As already mentioned, LAB are so multifunctional and fulfill many important functions in foods, such as the improvement of overall quality of the food and contribution to the development of specific flavor, as well as the improvement of the safety by inhibiting spoilage and pathogenic microorganisms, and a number of research papers have been focused on the use of autochthonous starter cultures. That is, the use of multiple strain cultures which would be representative of the microbial composition of the food and would ensure high performance during the manufacture of fermented foods. Thus, the use of autochthonous starter cultures has been studied for a variety of fermented foods such as Mozzarella cheese ^[101], white pickled cheese ^[102], spreadable goat's cheese ^[103], Sucuk, a Turkish dry-fermented sausage ^[104] and Chorizo ^[105,106].

5. Conclusions

LAB are the most commonly used microorganisms for the fermentation and preservation of foods. Their importance is associated mainly with their safe metabolic activity while growing in foods utilising available carbohydrates for the production of organic acids and other metabolites. Their common occurrence in foods, alongwith their long-lived uses, contributes to their natural acceptance as GRAS (Generally Recognised As Safe) for human consumption ^[107]. The EFSA's “Panel on Biological Hazards (BIOHAZ)” has concluded that the fermenting bacteria associated with food, whether resistant to antibiotics or not with the possible exception of enterococci do not pose a clinical problem ^[107]. However, they can act as a reservoir for transferable resistance genes. Strains with genes transferable in such a way could inter the food chain and increase the probability of a transfer to food associated intestinal pathogenic organisms.

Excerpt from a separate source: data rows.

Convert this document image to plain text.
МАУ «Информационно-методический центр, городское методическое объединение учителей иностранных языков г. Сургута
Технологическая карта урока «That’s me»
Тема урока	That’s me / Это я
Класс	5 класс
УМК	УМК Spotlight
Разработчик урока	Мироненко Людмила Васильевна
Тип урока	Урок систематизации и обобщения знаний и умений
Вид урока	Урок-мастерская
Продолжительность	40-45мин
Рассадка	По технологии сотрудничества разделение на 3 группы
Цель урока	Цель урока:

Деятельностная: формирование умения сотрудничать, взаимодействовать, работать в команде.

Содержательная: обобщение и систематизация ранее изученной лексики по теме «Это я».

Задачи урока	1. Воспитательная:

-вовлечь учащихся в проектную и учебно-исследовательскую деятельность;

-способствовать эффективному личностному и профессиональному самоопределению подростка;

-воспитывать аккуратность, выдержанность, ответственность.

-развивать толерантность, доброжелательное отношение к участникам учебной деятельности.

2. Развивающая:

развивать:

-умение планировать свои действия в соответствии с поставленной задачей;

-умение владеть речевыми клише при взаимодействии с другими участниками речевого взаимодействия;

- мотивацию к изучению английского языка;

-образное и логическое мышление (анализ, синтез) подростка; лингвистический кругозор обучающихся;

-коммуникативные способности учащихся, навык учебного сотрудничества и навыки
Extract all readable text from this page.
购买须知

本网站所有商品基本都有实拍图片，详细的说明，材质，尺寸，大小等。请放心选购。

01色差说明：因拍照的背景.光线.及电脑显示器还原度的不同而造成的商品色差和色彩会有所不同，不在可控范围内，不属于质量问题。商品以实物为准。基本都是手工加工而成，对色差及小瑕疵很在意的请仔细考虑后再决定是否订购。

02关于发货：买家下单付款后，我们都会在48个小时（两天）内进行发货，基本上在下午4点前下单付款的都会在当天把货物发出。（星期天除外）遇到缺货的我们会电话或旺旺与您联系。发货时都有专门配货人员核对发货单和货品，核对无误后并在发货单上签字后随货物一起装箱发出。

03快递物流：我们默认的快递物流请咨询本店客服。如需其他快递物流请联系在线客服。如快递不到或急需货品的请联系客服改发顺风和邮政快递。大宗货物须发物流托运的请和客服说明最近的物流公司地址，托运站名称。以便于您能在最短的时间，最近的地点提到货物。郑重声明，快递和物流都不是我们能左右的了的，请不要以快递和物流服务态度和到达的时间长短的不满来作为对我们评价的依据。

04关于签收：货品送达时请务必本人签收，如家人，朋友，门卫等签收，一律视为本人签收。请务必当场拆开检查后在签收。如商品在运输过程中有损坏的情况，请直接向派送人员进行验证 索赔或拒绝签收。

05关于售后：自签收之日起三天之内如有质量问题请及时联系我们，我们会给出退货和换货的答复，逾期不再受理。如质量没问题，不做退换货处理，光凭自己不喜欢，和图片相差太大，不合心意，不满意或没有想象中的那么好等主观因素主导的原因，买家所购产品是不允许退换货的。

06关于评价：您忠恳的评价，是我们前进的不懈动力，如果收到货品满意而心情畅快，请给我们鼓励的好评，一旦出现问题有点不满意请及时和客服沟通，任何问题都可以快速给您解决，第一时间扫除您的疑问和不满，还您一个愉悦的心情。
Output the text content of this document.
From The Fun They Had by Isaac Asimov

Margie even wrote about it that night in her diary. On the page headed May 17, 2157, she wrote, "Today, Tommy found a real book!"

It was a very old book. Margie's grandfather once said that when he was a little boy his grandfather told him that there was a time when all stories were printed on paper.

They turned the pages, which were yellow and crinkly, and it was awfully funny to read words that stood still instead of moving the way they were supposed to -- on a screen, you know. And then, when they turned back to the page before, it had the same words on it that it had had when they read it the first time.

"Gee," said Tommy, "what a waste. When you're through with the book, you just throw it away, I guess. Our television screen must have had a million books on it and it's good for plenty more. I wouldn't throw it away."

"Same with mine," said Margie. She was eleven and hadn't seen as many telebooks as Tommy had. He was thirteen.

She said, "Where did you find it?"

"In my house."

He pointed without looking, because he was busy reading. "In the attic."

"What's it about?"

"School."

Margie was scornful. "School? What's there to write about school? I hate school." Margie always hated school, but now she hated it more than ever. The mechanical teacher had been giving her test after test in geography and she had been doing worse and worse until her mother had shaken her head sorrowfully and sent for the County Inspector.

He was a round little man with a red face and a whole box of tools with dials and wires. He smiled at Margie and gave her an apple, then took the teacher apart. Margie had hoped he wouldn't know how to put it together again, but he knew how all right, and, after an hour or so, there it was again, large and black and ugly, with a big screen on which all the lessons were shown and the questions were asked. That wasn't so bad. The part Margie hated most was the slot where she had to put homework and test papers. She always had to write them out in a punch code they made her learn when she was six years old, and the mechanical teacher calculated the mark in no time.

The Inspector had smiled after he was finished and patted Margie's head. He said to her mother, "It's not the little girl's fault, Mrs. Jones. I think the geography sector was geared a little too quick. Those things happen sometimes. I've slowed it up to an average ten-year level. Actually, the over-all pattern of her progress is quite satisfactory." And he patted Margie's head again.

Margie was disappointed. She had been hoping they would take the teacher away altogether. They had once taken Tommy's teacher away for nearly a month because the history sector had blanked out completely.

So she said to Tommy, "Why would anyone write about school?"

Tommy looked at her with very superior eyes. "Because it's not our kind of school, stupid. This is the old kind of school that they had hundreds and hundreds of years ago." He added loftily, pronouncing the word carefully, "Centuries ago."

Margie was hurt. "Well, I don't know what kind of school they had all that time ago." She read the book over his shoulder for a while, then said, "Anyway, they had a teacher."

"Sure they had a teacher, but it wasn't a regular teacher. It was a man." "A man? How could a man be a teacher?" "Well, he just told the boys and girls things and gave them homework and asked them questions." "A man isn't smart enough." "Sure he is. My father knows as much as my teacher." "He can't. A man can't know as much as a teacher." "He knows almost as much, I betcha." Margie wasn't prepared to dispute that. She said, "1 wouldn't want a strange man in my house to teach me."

The development of fermenting bacterial cultures was huge during the last 15 years, since the discovery of the complete genome sequence of Lc. lactis subsp. lactis IL1403 by Bolotin et al. in 2001 ^[4] and a variety of commercial starter, functional, bio-protective and probiotic cultures with desirable properties have marketed. Advances in the genetics, molecular biology, physiology, and biochemistry of LAB have provided new insights and applications for these bacteria. Food industry is now capable of producing safe and nutritious products with different flavours, sometimes with special health-promoting properties, which satisfy the demands of all consumer and market niches, and to resemble the characteristics of the traditional products. In addition, the use of selected strains of given species with known metabolic properties and high technological performances has improved the total quality control of the manufacturing process.

Conflict of interest

The authors declare no conflict of interest.